Professor, Department of Biology
Ph.D. University of California, San Diego
Research Interests: Neuronal basis of behavior
Overview: We study how the nervous system controls behavior by analyzing the neural networks for decision making, focusing on spatial exploration behaviors, and food choice involving trade-offs that mimic human economic decisions. We investigate how these networks function using a combination of experimental and theoretical approaches. We track the movements of worms at high spatiotemporal resolution in complex naturalistic environments to determine the underlying behavioral strategies. Neuronal function is assessed by investigating changes in behavior caused by genetic mutations, neuronal ablations, and optogenetic manipulations. We also make optical recordings in freely moving animals to correlate neuronal activity patterns and behavior; these experiments are facilitated by microfluidic devices to control the worm's local sensory environment. Patch-clamp electrophysiological recordings are made from normal and mutant animals to determine how the electrical properties of neurons influence network function. Experimental data are synthesized in predictive theoretical models. Predictions are tested experimentally and the results are used to improve our theoretical understanding of the function of biological networks. These results provide new insights into the cellular and molecular mechanisms of information processing underlying animal behavior.
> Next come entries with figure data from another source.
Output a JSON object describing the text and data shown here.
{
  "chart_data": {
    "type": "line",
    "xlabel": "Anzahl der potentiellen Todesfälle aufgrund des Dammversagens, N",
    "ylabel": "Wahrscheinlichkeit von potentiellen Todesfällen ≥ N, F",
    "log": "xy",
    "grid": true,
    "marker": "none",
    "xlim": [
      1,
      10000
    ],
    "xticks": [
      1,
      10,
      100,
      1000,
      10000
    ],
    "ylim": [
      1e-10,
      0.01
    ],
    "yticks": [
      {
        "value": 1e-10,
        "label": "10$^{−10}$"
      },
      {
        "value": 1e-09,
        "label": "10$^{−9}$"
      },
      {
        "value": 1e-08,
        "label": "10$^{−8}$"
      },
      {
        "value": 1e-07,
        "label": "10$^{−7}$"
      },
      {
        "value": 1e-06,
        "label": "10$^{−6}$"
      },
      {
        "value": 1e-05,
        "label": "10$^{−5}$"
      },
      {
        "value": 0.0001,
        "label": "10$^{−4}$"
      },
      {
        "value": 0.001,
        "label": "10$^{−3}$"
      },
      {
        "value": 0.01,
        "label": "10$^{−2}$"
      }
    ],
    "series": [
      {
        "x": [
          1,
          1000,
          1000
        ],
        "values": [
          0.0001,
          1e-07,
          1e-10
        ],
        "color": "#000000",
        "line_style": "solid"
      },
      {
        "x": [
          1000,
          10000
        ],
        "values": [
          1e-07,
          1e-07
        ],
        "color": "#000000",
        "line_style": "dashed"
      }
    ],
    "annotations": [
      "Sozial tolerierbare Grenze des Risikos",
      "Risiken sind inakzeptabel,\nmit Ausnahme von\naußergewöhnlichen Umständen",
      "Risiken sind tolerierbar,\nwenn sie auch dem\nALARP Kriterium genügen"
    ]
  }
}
Anthelmintic drug actions in resistant and susceptible C. elegans revealed by electrophysiological recordings in a multichannel microfluidic device.
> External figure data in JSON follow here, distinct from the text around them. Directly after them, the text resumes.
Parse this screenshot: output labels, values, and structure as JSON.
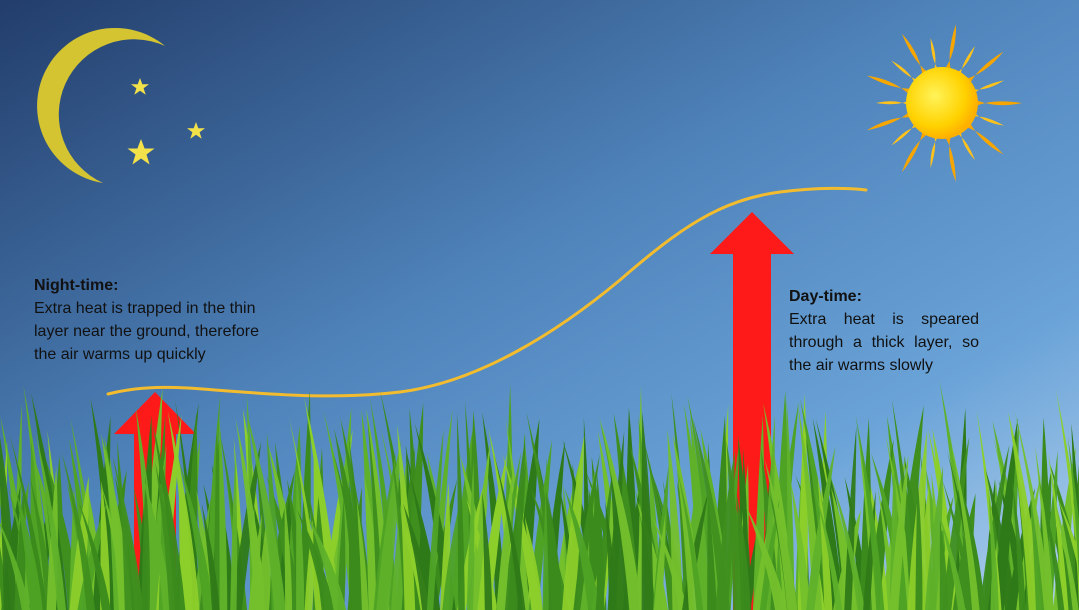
{
  "night": {
    "heading": "Night-time:",
    "text": "Extra heat is trapped in the thin layer near the ground, therefore the air warms up quickly"
  },
  "day": {
    "heading": "Day-time:",
    "text": "Extra heat is speared through a thick layer, so the air warms slowly"
  },
  "colors": {
    "sky_top": "#24406e",
    "sky_bottom": "#a9cbea",
    "moon": "#d4c431",
    "star": "#f3e14a",
    "sun_core": "#ffd400",
    "sun_rays": "#f7a600",
    "arrow": "#ff1a1a",
    "boundary_curve": "#f2bc2e",
    "grass_dark": "#2f7a18",
    "grass_light": "#8ccf2a"
  }
}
Int J Parasitol Drugs Drug Resist. 2018 Dec;8(3):607-628
Authors: Weeks JC, Robinson KJ, Lockery SR, Roberts WM
Many anthelmintic drugs used to treat parasitic nematode infections target proteins that regulate electrical activity of neurons and muscles: ion channels (ICs) and neurotransmitter receptors (NTRs). Perturbation of IC/NTR function disrupts worm behavior and can lead to paralysis, starvation, immune attack and expulsion. Limitations of current anthelmintics include a limited spectrum of activity across species and the threat of drug resistance, highlighting the need for new drugs for human and veterinary medicine. Although ICs/NTRs are valuable anthelmintic targets, electrophysiological recordings are not commonly included in drug development pipelines. We designed a medium-throughput platform for recording electropharyngeograms (EPGs)-the electrical signals emitted by muscles and neurons of the pharynx during pharyngeal pumping (feeding)-in Caenorhabditis elegans and parasitic nematodes. The current study in C. elegans expands previous work in several ways. Detecting anthelmintic bioactivity in drugs, compounds or natural products requires robust, sustained pharyngeal pumping under baseline conditions. We generated concentration-response curves for stimulating pumping by perfusing 8-channel microfluidic devices (chips) with the neuromodulator serotonin, or with E. coli bacteria (C. elegans' food in the laboratory). Worm orientation in the chip (head-first vs. tail-first) affected the response to E. coli but not to serotonin. Using a panel of anthelmintics-ivermectin, levamisole and piperazine-targeting different ICs/NTRs, we determined the effects of concentration and treatment duration on EPG activity, and successfully distinguished control (N2) and drug-resistant worms (avr-14; avr-15; glc-1, unc-38 and unc-49). EPG recordings detected anthelmintic activity of drugs that target ICs/NTRs located in the pharynx as well as at extra-pharyngeal sites. A bus-8 mutant with enhanced permeability was more sensitive than controls to drug treatment. These results provide a useful framework for investigators who would like to more easily incorporate electrophysiology as a routine component of their anthelmintic research workflow.